I will never forget her reply. “You’re not a real Choctaw because your daddy is White.”

The Mississippi Band of Choctaw Indians (MBCI) is one of six federally-recognized Native American tribes that require members be at least half-Native to be officially enrolled. Since my mother was half-Choctaw and half-Black, it meant that — even though I was raised on the reservation — in the eyes of my tribe, I was not and would probably never be Choctaw enough to be one of them.

Not officially anyway.

I don’t remember how old I was when I discovered this. What I do remember is how alone I felt, sitting there surrounded by a family I could never “really” be a part of.

I remember crying for hours until my mother gave me one of her rare hugs and told me not to be so silly. “You’re my child, my blood. Ain’t no list can change that. You don’t see Jon acting a fool, do you?”

Jonathan was my twin brother, and therefore in the same non-Choctaw boat as me. But at least he looked Choctaw. I, on the other hand, had inherited my maternal grandmother’s looks — a light-skinned Black woman with curly hair. Or redbone as they say in Mississippi.

It didn’t matter that my first language was Choctaw, or that I had grown up in the same household as my sister and cousins. It didn’t matter that I loved learning about our history as a people and the legends passed down from our ancestors. I would beg amafo (my grandfather) to tell me stories about heroes like Tashka and Walo, the brothers who followed the sun home.

In a world defined by lists and appearances, I was always going to be the odd one out. The one in a different box.

To my family, though I was Jacqui — the bookworm, the quiet one, the girl who loved stories and was always day-dreaming. As far as they were concerned, I was family and that was all that mattered.

I didn’t know I was autistic at the time. All I knew was that I really hated change. Change meant chaos, disorder. And going from identifying as Choctaw to African American was one hell of a change. There’s nothing wrong with being African American but, until that moment, I had always thought of myself as Choctaw. And having to change my perception of who I was, who I’d always been, didn’t sit well with me. It was as if altering the label on this one box called all the others into question.

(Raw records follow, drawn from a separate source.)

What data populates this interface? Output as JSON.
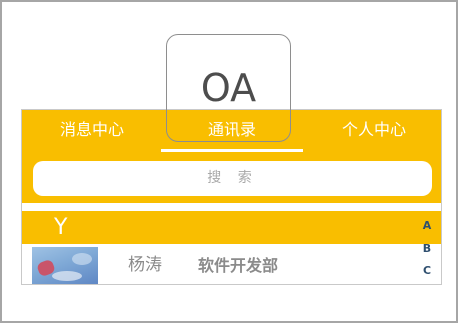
{
  "tabs": [
    {
      "label": "消息中心"
    },
    {
      "label": "通讯录"
    },
    {
      "label": "个人中心"
    }
  ],
  "active_tab": "通讯录",
  "search": {
    "placeholder": "搜 索"
  },
  "section": {
    "letter": "Y"
  },
  "contact": {
    "name": "杨涛",
    "department": "软件开发部"
  },
  "index": [
    "A",
    "B",
    "C"
  ],
  "logo": {
    "text": "OA"
  },
  "colors": {
    "accent": "#f9be00",
    "text_gray": "#8b8b8b",
    "index_text": "#2f4f6f"
  }
}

I didn’t see how I could really be part of a family when I was so different from everyone else — different in looks, in personality, and now in race. I would always be an outsider in my own culture.

When I grew older, I found refuge in science fiction and fantasy. Reading, writing, gaming, and acting out scenes from my favorite books – I tried it all. And, as I did so, I met people who didn’t fit into any of my carefully constructed boxes. People who were non-binary, mixed race, disabled, trans, autistic, and queer. So many amazing people who were okay with just being themselves. They were comfortable being insiders on the outside of what society said was normal.

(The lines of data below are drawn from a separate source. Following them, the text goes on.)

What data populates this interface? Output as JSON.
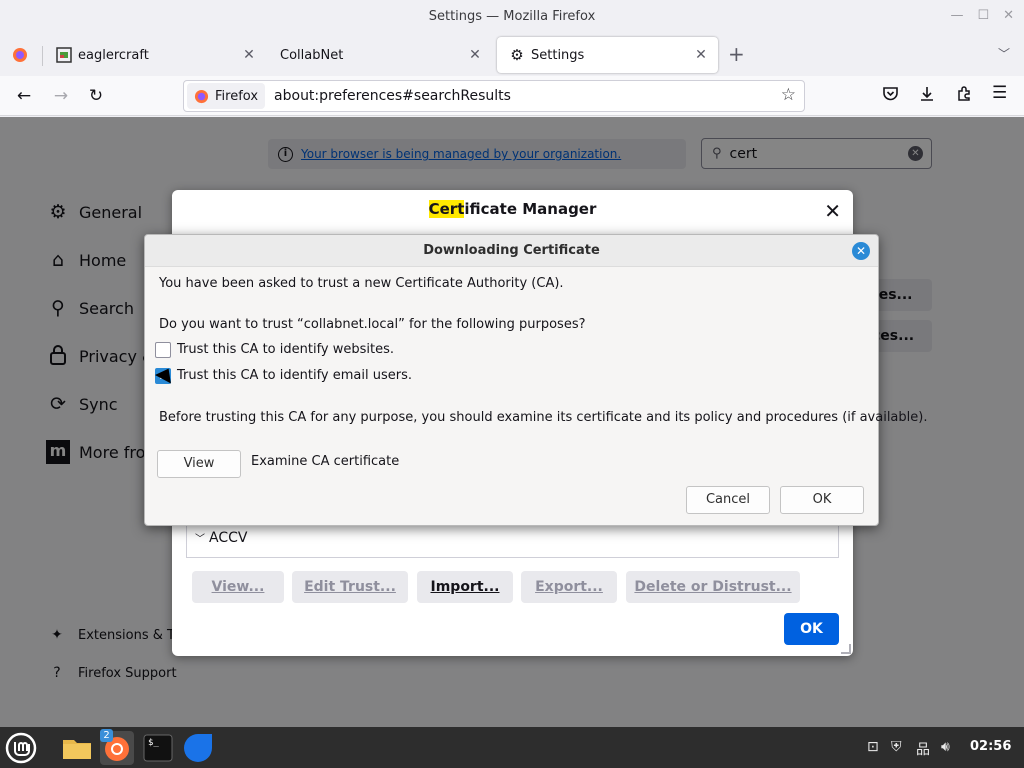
{
  "window": {
    "title": "Settings — Mozilla Firefox"
  },
  "tabs": [
    {
      "label": "eaglercraft"
    },
    {
      "label": "CollabNet"
    },
    {
      "label": "Settings",
      "active": true
    }
  ],
  "navbar": {
    "identity_label": "Firefox",
    "url": "about:preferences#searchResults"
  },
  "prefs": {
    "managed_notice": "Your browser is being managed by your organization.",
    "search_value": "cert",
    "categories": [
      {
        "label": "General",
        "icon": "gear-icon"
      },
      {
        "label": "Home",
        "icon": "home-icon"
      },
      {
        "label": "Search",
        "icon": "search-icon"
      },
      {
        "label": "Privacy &",
        "icon": "lock-icon"
      },
      {
        "label": "Sync",
        "icon": "sync-icon"
      },
      {
        "label": "More fro",
        "icon": "mozilla-icon"
      }
    ],
    "footer": {
      "extensions": "Extensions & Th",
      "support": "Firefox Support"
    },
    "side_buttons": [
      "tes...",
      "ces..."
    ]
  },
  "cert_manager": {
    "title_highlight": "Cert",
    "title_rest": "ificate Manager",
    "tree_row": "ACCV",
    "buttons": {
      "view": "View...",
      "edit_trust": "Edit Trust...",
      "import": "Import...",
      "export": "Export...",
      "delete": "Delete or Distrust..."
    },
    "ok": "OK"
  },
  "download_dialog": {
    "title": "Downloading Certificate",
    "intro": "You have been asked to trust a new Certificate Authority (CA).",
    "question": "Do you want to trust “collabnet.local” for the following purposes?",
    "option_websites": "Trust this CA to identify websites.",
    "option_email": "Trust this CA to identify email users.",
    "option_websites_checked": false,
    "option_email_checked": true,
    "advice": "Before trusting this CA for any purpose, you should examine its certificate and its policy and procedures (if available).",
    "view_button": "View",
    "examine_label": "Examine CA certificate",
    "cancel": "Cancel",
    "ok": "OK"
  },
  "taskbar": {
    "firefox_badge": "2",
    "clock": "02:56"
  },
  "colors": {
    "accent_blue": "#0061e0",
    "dialog_blue": "#2a8ad6",
    "highlight": "#ffe900",
    "taskbar": "#2d2d2d"
  }
}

Meeting and interacting with these people taught me so much about myself and my place in the world. More importantly, they taught me to replace the unimportant categories (like male, female, black, white, etc.) with other, more meaningful ones (like friends, family, kind, inspirational, compassionate, irreverent, funny, etc.).

I’ve learned that people can’t always be classified as male or female, black or white, able-bodied or not. I’ve met people who refuse to be told who they can be, what they can do, and who they can love. These are people who make my life better, who make me better.

I still love boxes, but mine have changed with experience. Like how many forms now include categories for mixed race and other, I’ve expanded my view of the world and myself. I love my brown skin and curly hair, but they don’t define me any more than my autism does. I’m still Jacqui — the quiet one, the daydreaming bookworm who loves stories. But I’m also a friend, a sister, an author, and (like so many others) someone who is trying to do better.

Together, we make our own box.

© 2019 Jacqui Talbot

About the author

Jacqui Talbot

Jacqui Talbot grew up in Bogue Chitto, MS and has done everything from wrestling alligators to modeling. Currently, she’s a nuclear chemist in southern Pennsylvania and working on her first novel, a YA horror set on the reservation where she grew up.